PhD Defense by Miao Liu
Title: Egocentric Action Understanding by Learning Embodied Attention
Date: Thursday, June 30, 2022
Time: 12:00 pm to 1:30 pm (EST)
Robotics Ph.D. Candidate
School of Electrical and Computer Engineering
Georgia Institute of Technology
Dr. James M. Rehg (Advisor, School of Interactive Computing, Georgia Institute of Technology)
Dr. Diyi Yang (School of Interactive Computing, Georgia Institute of Technology)
Dr. Zsolt Kira (School of Interactive Computing, Georgia Institute of Technology)
Dr. James Hays (School of Interactive Computing, Georgia Institute of Technology)

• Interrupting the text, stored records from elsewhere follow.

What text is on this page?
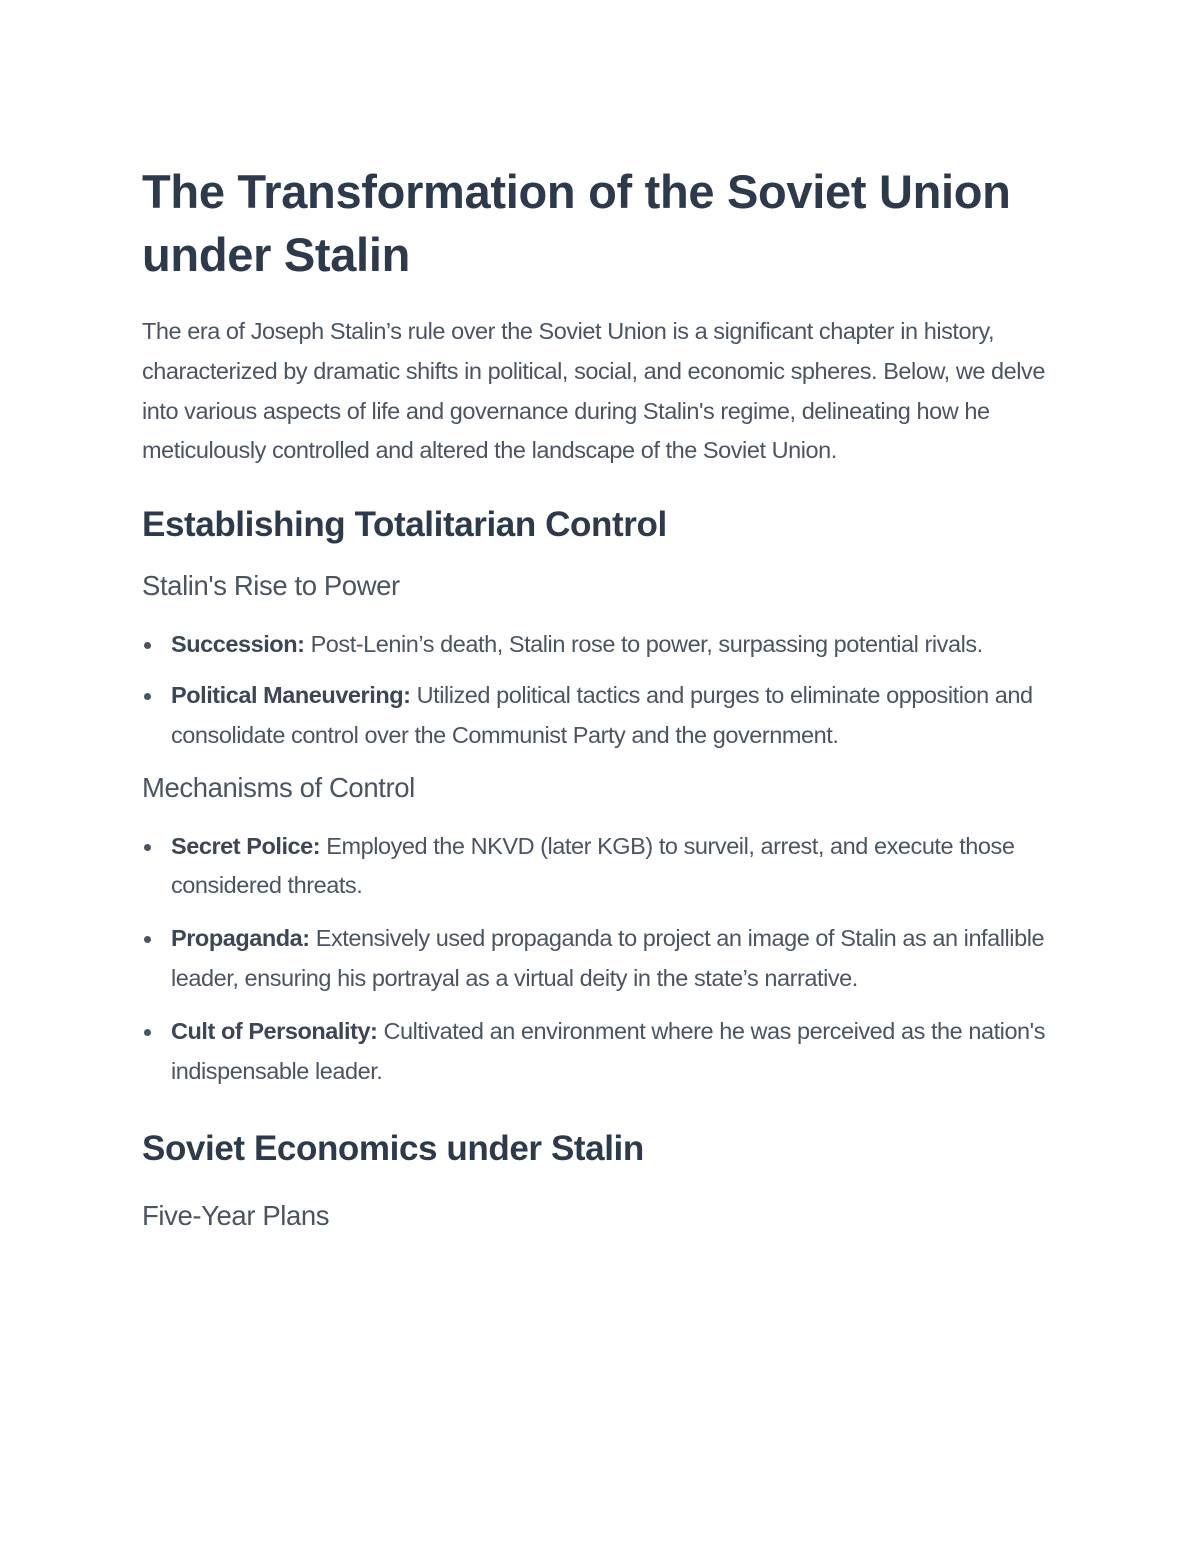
The Transformation of the Soviet Union under Stalin

The era of Joseph Stalin’s rule over the Soviet Union is a significant chapter in history, characterized by dramatic shifts in political, social, and economic spheres. Below, we delve into various aspects of life and governance during Stalin's regime, delineating how he meticulously controlled and altered the landscape of the Soviet Union.

Establishing Totalitarian Control
Stalin's Rise to Power
Succession: Post-Lenin’s death, Stalin rose to power, surpassing potential rivals.
Political Maneuvering: Utilized political tactics and purges to eliminate opposition and consolidate control over the Communist Party and the government.
Mechanisms of Control
Secret Police: Employed the NKVD (later KGB) to surveil, arrest, and execute those considered threats.
Propaganda: Extensively used propaganda to project an image of Stalin as an infallible leader, ensuring his portrayal as a virtual deity in the state’s narrative.
Cult of Personality: Cultivated an environment where he was perceived as the nation's indispensable leader.
Soviet Economics under Stalin
Five-Year Plans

Dr. Jitendra Malik (Department of Electrical Engineering and Computer Science, University of California at Berkeley)
Videos captured from wearable cameras, known as egocentric videos, create a continuous record of human daily visual experience, and thereby offer a new perspective for human activity understanding. Importantly, egocentric video aligns gaze, embodied movement, and action in the same “first-person” coordinate system. The rich egocentric cues reflect the attended scene context of an action, and thereby provide novel means for reasoning human daily routines.
In my thesis work, I describe my efforts on developing novel computational models that learn the embodied egocentric attention for the automatic analysis of egocentric actions. First, I introduce a probabilistic model for learning gaze and actions in egocentric video and further demonstrate that attention can serve as a robust tool for learning motion-aware video representation. Second, I develop a novel deep model to address the challenging problem of jointly recognizing and localizing actions of a mobile user on a known 3D map from egocentric videos. Third, I present a novel deep latent variable model that makes use of human intentional body movement (motor attention) as a key representation for forecasting human-object interaction in egocentric video. Finally, I propose a novel task of future hand segmentation from egocentric videos, and show how explicitly modeling the future head motion can facilitate future hand movement forecasting.